Lou immediately makes plans to accommodate them. “Not going to slug me?” asks Maytree? Lou wonders, “Did he think so poorly of her that he fancied his chucking her and Pete for Deary had left her ruined and angry for twenty years? Surely he knew her better than that.” They set up a bed for Deary by the French doors so she can see the sea, the sky and people on the beach. When Deary dies, Maytree plans to go back to Camden, but Lou catches him around the waist one night as he is on the beach looking at the sea. Shame had kept them apart twenty years.

“As they aged, they grew avid of beauty.” Lou holds nothing back, but Maytree knew he never reached it all. He says, “only now did he reckon beauty itself was the great thing. As a deathbed revelation this required – like most, he suspected – more thought.” Lou lives until 80, spending most of her time out at the dune shack. One day her friend comes and finds she has laid herself out on the bed, no longer alive.

The Maytrees follows the inner lives and development of Lou, Maytree and their son Peter as they are reflected in the actual facts of their lives. Lou’s story is that of the difficult path to becoming a grownup. Dillard shows us exactly how Lou manages to get past her pain. It is not through religion or looking within. Lou had tried that. “It was fearsome down there, a crusty cast-iron pot. Within she was empty.” Instead she uses the earth, the world, living in astronomical, geological time. “She could guy out Orion and spread him like a spinnaker, a chute to fly beyond her own self-love.”
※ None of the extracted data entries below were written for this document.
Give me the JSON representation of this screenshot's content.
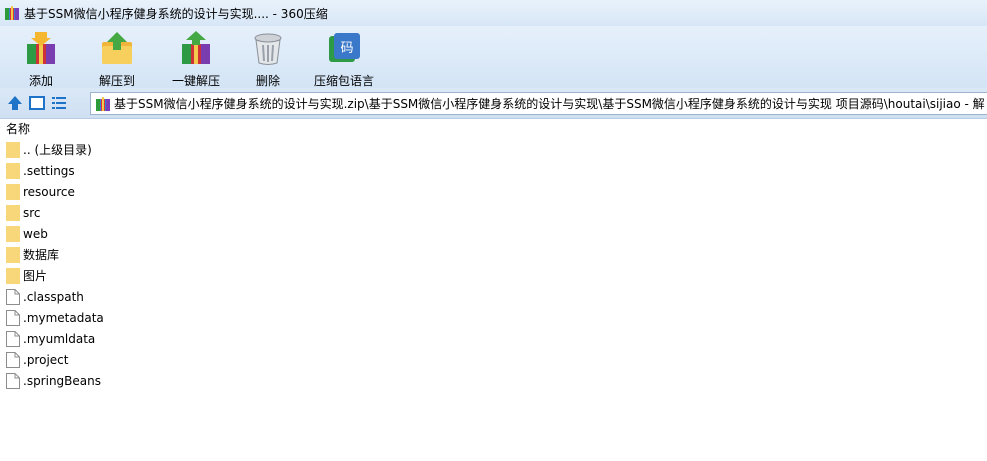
{
  "window": {
    "title": "基于SSM微信小程序健身系统的设计与实现.... - 360压缩"
  },
  "toolbar": {
    "buttons": [
      {
        "label": "添加",
        "icon": "add-archive-icon"
      },
      {
        "label": "解压到",
        "icon": "extract-to-icon"
      },
      {
        "label": "一键解压",
        "icon": "one-click-extract-icon"
      },
      {
        "label": "删除",
        "icon": "trash-icon"
      },
      {
        "label": "压缩包语言",
        "icon": "archive-language-icon"
      }
    ]
  },
  "address": {
    "path": "基于SSM微信小程序健身系统的设计与实现.zip\\基于SSM微信小程序健身系统的设计与实现\\基于SSM微信小程序健身系统的设计与实现 项目源码\\houtai\\sijiao - 解"
  },
  "columns": {
    "name": "名称"
  },
  "files": [
    {
      "name": ".. (上级目录)",
      "type": "folder"
    },
    {
      "name": ".settings",
      "type": "folder"
    },
    {
      "name": "resource",
      "type": "folder"
    },
    {
      "name": "src",
      "type": "folder"
    },
    {
      "name": "web",
      "type": "folder"
    },
    {
      "name": "数据库",
      "type": "folder"
    },
    {
      "name": "图片",
      "type": "folder"
    },
    {
      "name": ".classpath",
      "type": "file"
    },
    {
      "name": ".mymetadata",
      "type": "file"
    },
    {
      "name": ".myumldata",
      "type": "file"
    },
    {
      "name": ".project",
      "type": "file"
    },
    {
      "name": ".springBeans",
      "type": "file"
    }
  ],
  "colors": {
    "folder": "#f7d77a",
    "accent": "#1e73c8"
  }
}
We have surprisingly few stories of people who manage to deflect tragedy and turn it to warmth and love. Lou’s story hovers in a poetic, beautiful language as well. Annie Dillard has said that she wrote more than a thousand pages before condensing the book down to two hundred. For my part, left with the cream of the story, I wouldn’t mind having the many pages it was culled from!